Writing a book (or finishing the one I started many years ago) was one promise I had made to myself over the years. This project is still on the list but blogging has provided bite sized bits of satisfaction and new contacts and Twitter is becoming (dangerously) addictive.
So what have I learned from these experiences?
One can succeed in business even if (like me) you start with absolutely nothing, neither qualifications nor money. I don’t know what part luck played for me but I have had my share of failures; the critical aspect was really learning why things had gone wrong and in adapting accordingly.
Make goals, tough ones certainly, but make goals that are realistic based on your experience and abilities and be single minded in pursuit of them.
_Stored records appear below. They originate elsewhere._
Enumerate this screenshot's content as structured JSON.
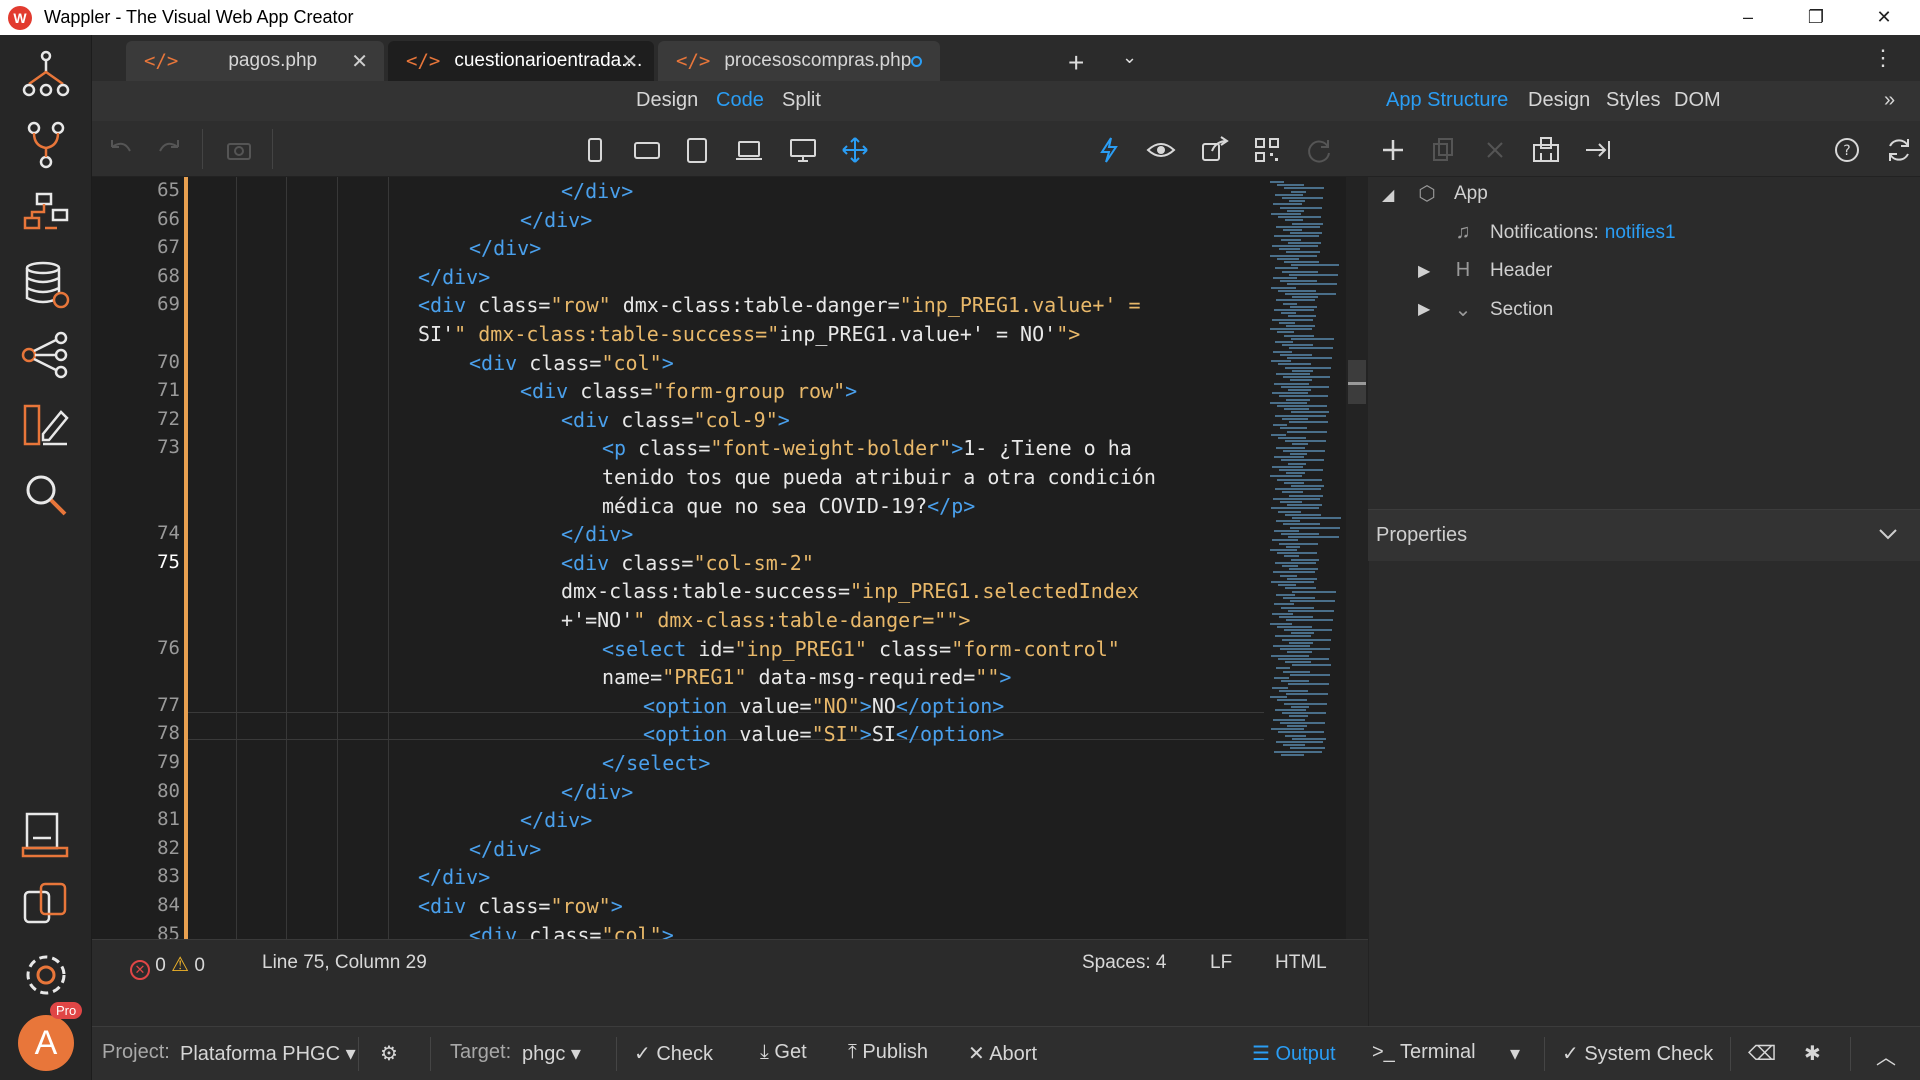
{
  "window": {
    "title": "Wappler - The Visual Web App Creator",
    "minimize": "–",
    "maximize": "❐",
    "close": "✕"
  },
  "tabs": [
    {
      "label": "pagos.php",
      "close": "✕",
      "icon": "code-file-icon"
    },
    {
      "label": "cuestionarioentrada....",
      "close": "✕",
      "icon": "code-file-icon"
    },
    {
      "label": "procesoscompras.php",
      "icon": "code-file-icon"
    }
  ],
  "tabbar": {
    "add": "+",
    "dropdown": "⌄",
    "menu": "⋮"
  },
  "views": {
    "design": "Design",
    "code": "Code",
    "split": "Split",
    "active": "Code"
  },
  "right_header": {
    "app_structure": "App Structure",
    "design": "Design",
    "styles": "Styles",
    "dom": "DOM",
    "expand": "»"
  },
  "code_lines": [
    {
      "n": "65",
      "row": 0,
      "indent": 8,
      "html": "</div>"
    },
    {
      "n": "66",
      "row": 1,
      "indent": 7,
      "html": "</div>"
    },
    {
      "n": "67",
      "row": 2,
      "indent": 6,
      "html": "</div>"
    },
    {
      "n": "68",
      "row": 3,
      "indent": 5,
      "html": "</div>"
    },
    {
      "n": "69",
      "row": 4,
      "indent": 5,
      "html": "<div class=\"row\" dmx-class:table-danger=\"inp_PREG1.value+' ="
    },
    {
      "n": "",
      "row": 5,
      "indent": 5,
      "html": "SI'\" dmx-class:table-success=\"inp_PREG1.value+' = NO'\">"
    },
    {
      "n": "70",
      "row": 6,
      "indent": 6,
      "html": "<div class=\"col\">"
    },
    {
      "n": "71",
      "row": 7,
      "indent": 7,
      "html": "<div class=\"form-group row\">"
    },
    {
      "n": "72",
      "row": 8,
      "indent": 8,
      "html": "<div class=\"col-9\">"
    },
    {
      "n": "73",
      "row": 9,
      "indent": 9,
      "html": "<p class=\"font-weight-bolder\">1- ¿Tiene o ha"
    },
    {
      "n": "",
      "row": 10,
      "indent": 9,
      "html": "tenido tos que pueda atribuir a otra condición"
    },
    {
      "n": "",
      "row": 11,
      "indent": 9,
      "html": "médica que no sea COVID-19?</p>"
    },
    {
      "n": "74",
      "row": 12,
      "indent": 8,
      "html": "</div>"
    },
    {
      "n": "75",
      "row": 13,
      "indent": 8,
      "html": "<div class=\"col-sm-2\""
    },
    {
      "n": "",
      "row": 14,
      "indent": 8,
      "html": "dmx-class:table-success=\"inp_PREG1.selectedIndex"
    },
    {
      "n": "",
      "row": 15,
      "indent": 8,
      "html": "+'=NO'\" dmx-class:table-danger=\"\">"
    },
    {
      "n": "76",
      "row": 16,
      "indent": 9,
      "html": "<select id=\"inp_PREG1\" class=\"form-control\""
    },
    {
      "n": "",
      "row": 17,
      "indent": 9,
      "html": "name=\"PREG1\" data-msg-required=\"\">"
    },
    {
      "n": "77",
      "row": 18,
      "indent": 10,
      "html": "<option value=\"NO\">NO</option>"
    },
    {
      "n": "78",
      "row": 19,
      "indent": 10,
      "html": "<option value=\"SI\">SI</option>"
    },
    {
      "n": "79",
      "row": 20,
      "indent": 9,
      "html": "</select>"
    },
    {
      "n": "80",
      "row": 21,
      "indent": 8,
      "html": "</div>"
    },
    {
      "n": "81",
      "row": 22,
      "indent": 7,
      "html": "</div>"
    },
    {
      "n": "82",
      "row": 23,
      "indent": 6,
      "html": "</div>"
    },
    {
      "n": "83",
      "row": 24,
      "indent": 5,
      "html": "</div>"
    },
    {
      "n": "84",
      "row": 25,
      "indent": 5,
      "html": "<div class=\"row\">"
    },
    {
      "n": "85",
      "row": 26,
      "indent": 6,
      "html": "<div class=\"col\">"
    }
  ],
  "current_line": "75",
  "status": {
    "errors": "0",
    "warnings": "0",
    "position": "Line 75, Column 29",
    "spaces": "Spaces: 4",
    "eol": "LF",
    "language": "HTML"
  },
  "tree": {
    "app": "App",
    "notifications_label": "Notifications:",
    "notifications_value": "notifies1",
    "header": "Header",
    "section": "Section"
  },
  "properties": {
    "title": "Properties"
  },
  "bottombar": {
    "project_label": "Project:",
    "project_value": "Plataforma PHGC",
    "target_label": "Target:",
    "target_value": "phgc",
    "check": "Check",
    "get": "Get",
    "publish": "Publish",
    "abort": "Abort",
    "output": "Output",
    "terminal": "Terminal",
    "system_check": "System Check"
  },
  "user": {
    "avatar_letter": "A",
    "badge": "Pro"
  },
  "colors": {
    "accent": "#2a9df4",
    "tag": "#4aa0ec",
    "string": "#e8b86a",
    "brand": "#e23b2f",
    "gutter_mark": "#e8a050"
  }
}
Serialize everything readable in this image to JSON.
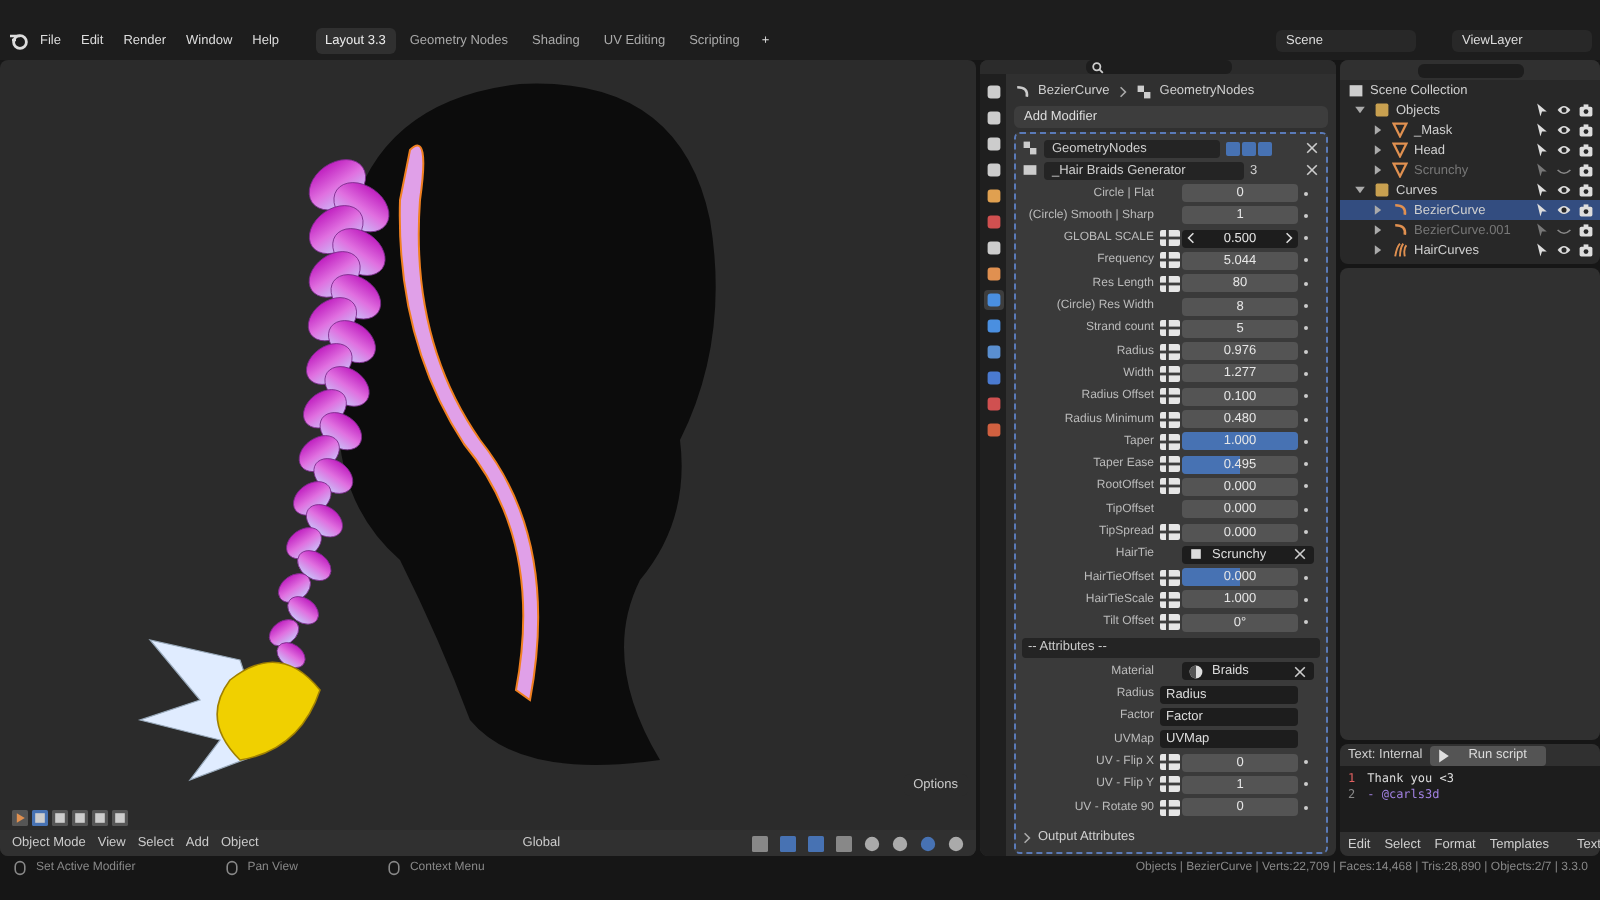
{
  "menu": [
    "File",
    "Edit",
    "Render",
    "Window",
    "Help"
  ],
  "workspaces": [
    {
      "label": "Layout 3.3",
      "selected": true
    },
    {
      "label": "Geometry Nodes",
      "selected": false
    },
    {
      "label": "Shading",
      "selected": false
    },
    {
      "label": "UV Editing",
      "selected": false
    },
    {
      "label": "Scripting",
      "selected": false
    }
  ],
  "add_workspace": "+",
  "scene": "Scene",
  "view_layer": "ViewLayer",
  "viewport": {
    "options": "Options",
    "mode": "Object Mode",
    "menus": [
      "View",
      "Select",
      "Add",
      "Object"
    ],
    "orientation": "Global"
  },
  "properties": {
    "tabs": [
      {
        "selected": false
      },
      {
        "selected": false
      },
      {
        "selected": false
      },
      {
        "selected": false
      },
      {
        "selected": false
      },
      {
        "selected": false
      },
      {
        "selected": false
      },
      {
        "selected": false
      },
      {
        "selected": true
      },
      {
        "selected": false
      },
      {
        "selected": false
      },
      {
        "selected": false
      },
      {
        "selected": false
      },
      {
        "selected": false
      }
    ],
    "breadcrumb": [
      "BezierCurve",
      "GeometryNodes"
    ],
    "add_modifier": "Add Modifier",
    "modifier": {
      "name": "GeometryNodes",
      "node_group": "_Hair Braids Generator",
      "users": "3",
      "inputs": [
        {
          "label": "Circle | Flat",
          "kind": "number",
          "value": "0",
          "socket": false
        },
        {
          "label": "(Circle) Smooth | Sharp",
          "kind": "number",
          "value": "1",
          "socket": false
        },
        {
          "label": "GLOBAL SCALE",
          "kind": "stepper",
          "value": "0.500",
          "socket": true
        },
        {
          "label": "Frequency",
          "kind": "number",
          "value": "5.044",
          "socket": true
        },
        {
          "label": "Res Length",
          "kind": "number",
          "value": "80",
          "socket": true
        },
        {
          "label": "(Circle) Res Width",
          "kind": "number",
          "value": "8",
          "socket": false
        },
        {
          "label": "Strand count",
          "kind": "number",
          "value": "5",
          "socket": true
        },
        {
          "label": "Radius",
          "kind": "number",
          "value": "0.976",
          "socket": true
        },
        {
          "label": "Width",
          "kind": "number",
          "value": "1.277",
          "socket": true
        },
        {
          "label": "Radius Offset",
          "kind": "number",
          "value": "0.100",
          "socket": true
        },
        {
          "label": "Radius Minimum",
          "kind": "number",
          "value": "0.480",
          "socket": true
        },
        {
          "label": "Taper",
          "kind": "slider",
          "value": "1.000",
          "level": 1,
          "socket": true
        },
        {
          "label": "Taper Ease",
          "kind": "slider",
          "value": "0.495",
          "level": 0.495,
          "socket": true
        },
        {
          "label": "RootOffset",
          "kind": "number",
          "value": "0.000",
          "socket": true
        },
        {
          "label": "TipOffset",
          "kind": "number",
          "value": "0.000",
          "socket": false
        },
        {
          "label": "TipSpread",
          "kind": "number",
          "value": "0.000",
          "socket": true
        },
        {
          "label": "HairTie",
          "kind": "object",
          "value": "Scrunchy",
          "socket": false
        },
        {
          "label": "HairTieOffset",
          "kind": "slider",
          "value": "0.000",
          "level": 0.5,
          "socket": true
        },
        {
          "label": "HairTieScale",
          "kind": "number",
          "value": "1.000",
          "socket": true
        },
        {
          "label": "Tilt Offset",
          "kind": "number",
          "value": "0°",
          "socket": true
        },
        {
          "label": "-- Attributes --",
          "kind": "section"
        },
        {
          "label": "Material",
          "kind": "material",
          "value": "Braids",
          "socket": false
        },
        {
          "label": "Radius",
          "kind": "text",
          "value": "Radius",
          "socket": false
        },
        {
          "label": "Factor",
          "kind": "text",
          "value": "Factor",
          "socket": false
        },
        {
          "label": "UVMap",
          "kind": "text",
          "value": "UVMap",
          "socket": false
        },
        {
          "label": "UV - Flip X",
          "kind": "number",
          "value": "0",
          "socket": true
        },
        {
          "label": "UV - Flip Y",
          "kind": "number",
          "value": "1",
          "socket": true
        },
        {
          "label": "UV - Rotate 90",
          "kind": "number",
          "value": "0",
          "socket": true
        }
      ],
      "output_attributes": "Output Attributes"
    }
  },
  "outliner": {
    "root": "Scene Collection",
    "items": [
      {
        "label": "Objects",
        "kind": "collection",
        "selected": false,
        "hidden": false,
        "children": [
          {
            "label": "_Mask",
            "kind": "mesh",
            "selected": false,
            "hidden": false
          },
          {
            "label": "Head",
            "kind": "mesh",
            "selected": false,
            "hidden": false
          },
          {
            "label": "Scrunchy",
            "kind": "mesh",
            "selected": false,
            "hidden": true
          }
        ]
      },
      {
        "label": "Curves",
        "kind": "collection",
        "selected": false,
        "hidden": false,
        "children": [
          {
            "label": "BezierCurve",
            "kind": "curve",
            "selected": true,
            "hidden": false
          },
          {
            "label": "BezierCurve.001",
            "kind": "curve",
            "selected": false,
            "hidden": true
          },
          {
            "label": "HairCurves",
            "kind": "hair",
            "selected": false,
            "hidden": false
          }
        ]
      }
    ]
  },
  "text_editor": {
    "title": "Text: Internal",
    "run": "Run script",
    "lines": [
      {
        "number": "1",
        "text": "Thank you <3",
        "current": true
      },
      {
        "number": "2",
        "text": "- @carls3d",
        "current": false
      }
    ],
    "menus": [
      "Edit",
      "Select",
      "Format",
      "Templates"
    ],
    "text_menu": "Text"
  },
  "status": {
    "hints": [
      "Set Active Modifier",
      "Pan View",
      "Context Menu"
    ],
    "stats": "Objects | BezierCurve | Verts:22,709 | Faces:14,468 | Tris:28,890 | Objects:2/7 | 3.3.0"
  }
}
Change tack when faced with difficulties but don’t give up just because it’s got tough. Tenacity and commitment is vital.
Work with good people, trust them, delegate, support them and reward them with what matters to them personally if possible; money is a stupid, blunt instrument when it comes to motivating others.
Get a balance in your whole life that works for you. I have no time for the ‘work/life balance’ expression – it’s an insidious left wing assault on the ethics, enjoyment and fulfillment that work provides for us as humans. Work is an essential part of life and it provides a sense of identity and means of self-achievement and a means of supporting oneself and ones family. Getting a ‘whole life’ balance is tough but so is life; if you can’t hack, it don’t attempt to denigrate those who can.
Never stop learning; if you think you have learnt it all, you’ll be working on today’s problems with yesterday’s mindset. Having spent a lifetime of working towards my own goals, I’ll admit that stopping is tough. But I’m blessed with a mind that wants to keep learning and I’m starting to feel I know where I’m going.
A sense of self-fulfillment has settled upon me and I am increasingly comfortable with how I feel about myself. In my time I have created wealth for employees, for communities, for suppliers, for customers, for shareholders and for governments (I just wish they had spent it more wisely). I feel largely calm where I once felt stressed. I’ve had the ulcers, the heart attack and some other physical problems that working hard can bring but I’m learning to be more relaxed and it’s a nice feeling. I’ve now got time to spend with friends and family and to meet new people and I’m enjoying the change process.
The people I have met through social media have taught me a great deal; I’ve met great people from across the globe and enjoyed their companionship and the views they have shared. I’ve howled with laughter at the humour many can conjure up in 140 characters (or less). But I have also been stunned and dismayed at the level of tribal hatred that still exists in our world. I’ve tried and will continue to attempt to learn what people are feeling and why they feel the way they do. My fear is that due to ignorance and hubris many of history’s mistakes are destined to occur again and again. The world continues to face great challenges and no-one knows how the combination of social, political and economic issues will play out. But I wish that some of you could be more understanding of each other.
But to all of you I wish you a peaceful, happy and healthy 2012.